Robberecht, R. and M.M. Caldwell. 1978. Leaf epidermal transmittance of ultraviolet radiation and its implications for plant sensitivity to ultraviolet-radiation induced injury. Oecologia 32:277-287.

Summary. Leaf epidermal transmittance of ultraviolet radiation (280-400 nm) was examined in several plant species to determine the capability of the epidermis to attenuate solar ultraviolet radiation. Epidermal samples were mechanically isolated and examined with a spectroradiometer/integrating sphere for transmittance. A survey of 25 species exposed to natural insulation was conducted. Although the species differed in life form, habitat type, and epidermal characteristics, epidermal transmittance was generally less than 10%. Ultraviolet radiation was attenuated 95 to 99% in more than half of the species.

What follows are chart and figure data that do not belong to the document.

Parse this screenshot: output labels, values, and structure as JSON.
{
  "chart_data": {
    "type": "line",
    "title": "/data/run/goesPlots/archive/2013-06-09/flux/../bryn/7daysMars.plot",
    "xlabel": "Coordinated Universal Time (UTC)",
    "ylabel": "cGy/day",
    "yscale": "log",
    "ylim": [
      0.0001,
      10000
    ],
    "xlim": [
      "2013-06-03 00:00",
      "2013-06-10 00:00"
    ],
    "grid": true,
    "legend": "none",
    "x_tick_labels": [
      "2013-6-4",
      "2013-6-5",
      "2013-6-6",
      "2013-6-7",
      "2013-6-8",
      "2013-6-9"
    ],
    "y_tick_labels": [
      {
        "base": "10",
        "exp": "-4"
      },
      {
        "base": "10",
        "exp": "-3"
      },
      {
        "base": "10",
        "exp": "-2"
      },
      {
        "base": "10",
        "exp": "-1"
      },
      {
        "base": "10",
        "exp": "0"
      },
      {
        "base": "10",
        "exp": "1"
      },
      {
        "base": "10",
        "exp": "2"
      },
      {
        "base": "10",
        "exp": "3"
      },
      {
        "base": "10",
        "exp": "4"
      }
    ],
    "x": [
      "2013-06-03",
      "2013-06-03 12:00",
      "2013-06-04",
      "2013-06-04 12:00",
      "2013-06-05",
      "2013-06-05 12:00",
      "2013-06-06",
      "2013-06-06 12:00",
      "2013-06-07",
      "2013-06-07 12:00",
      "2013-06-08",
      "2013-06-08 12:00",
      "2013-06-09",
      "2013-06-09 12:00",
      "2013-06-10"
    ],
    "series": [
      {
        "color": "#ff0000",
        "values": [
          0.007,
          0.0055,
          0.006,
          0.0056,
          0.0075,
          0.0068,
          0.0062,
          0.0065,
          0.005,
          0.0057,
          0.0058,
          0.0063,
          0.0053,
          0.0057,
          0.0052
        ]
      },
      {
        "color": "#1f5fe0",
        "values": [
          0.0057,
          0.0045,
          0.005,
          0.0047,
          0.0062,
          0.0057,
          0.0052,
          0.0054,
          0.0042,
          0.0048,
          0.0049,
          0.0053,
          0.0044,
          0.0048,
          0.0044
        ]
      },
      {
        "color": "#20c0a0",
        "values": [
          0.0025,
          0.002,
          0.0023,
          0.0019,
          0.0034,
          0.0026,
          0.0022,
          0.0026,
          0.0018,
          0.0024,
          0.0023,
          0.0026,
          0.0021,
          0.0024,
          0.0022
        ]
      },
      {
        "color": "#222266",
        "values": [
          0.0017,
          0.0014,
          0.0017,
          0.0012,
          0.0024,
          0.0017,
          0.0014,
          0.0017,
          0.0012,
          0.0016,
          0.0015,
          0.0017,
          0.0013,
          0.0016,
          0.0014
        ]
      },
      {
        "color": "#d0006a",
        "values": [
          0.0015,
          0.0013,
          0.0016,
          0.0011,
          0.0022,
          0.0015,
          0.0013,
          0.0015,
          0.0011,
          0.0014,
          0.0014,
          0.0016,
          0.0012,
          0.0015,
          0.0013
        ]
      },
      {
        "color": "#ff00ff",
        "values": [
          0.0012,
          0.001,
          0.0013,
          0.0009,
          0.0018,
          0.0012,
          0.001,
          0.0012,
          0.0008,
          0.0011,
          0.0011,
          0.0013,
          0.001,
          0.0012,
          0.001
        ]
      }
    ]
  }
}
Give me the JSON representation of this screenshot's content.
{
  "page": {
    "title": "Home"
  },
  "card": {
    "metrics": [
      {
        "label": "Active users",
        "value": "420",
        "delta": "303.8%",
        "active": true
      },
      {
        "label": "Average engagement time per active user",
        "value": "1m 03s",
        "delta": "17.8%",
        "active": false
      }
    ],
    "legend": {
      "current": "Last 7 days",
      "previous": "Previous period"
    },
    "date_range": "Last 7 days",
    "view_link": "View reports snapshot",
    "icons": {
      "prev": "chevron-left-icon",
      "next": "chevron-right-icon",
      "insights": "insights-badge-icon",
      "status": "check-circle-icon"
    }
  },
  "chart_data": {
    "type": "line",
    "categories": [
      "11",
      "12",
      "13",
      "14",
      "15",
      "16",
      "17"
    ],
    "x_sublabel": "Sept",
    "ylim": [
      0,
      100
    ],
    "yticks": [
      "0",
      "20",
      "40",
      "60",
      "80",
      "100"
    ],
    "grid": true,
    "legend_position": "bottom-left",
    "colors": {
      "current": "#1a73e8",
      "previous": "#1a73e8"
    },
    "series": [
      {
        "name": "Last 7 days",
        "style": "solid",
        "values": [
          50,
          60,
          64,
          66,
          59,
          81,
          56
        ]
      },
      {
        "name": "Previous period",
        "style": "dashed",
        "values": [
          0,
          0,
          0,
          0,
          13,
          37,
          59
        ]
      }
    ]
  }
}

In 16 species, flavonoid and related pigments in the epidermis accounted for 20 to 57% of the attenuation. Several species exposed to supplemental ultraviolet irradiation (288-315 nm) in a greenhouse exhibited significant (P < 0.05) depressions in epidermal transmittance of 31 to 47%, apparently resulting from an increase in ultraviolet-absorbing pigments.

This research was funded by grants from the United States National Aeronautics and Space Administration, Department of Transportation, and the Environmental Protection Agency.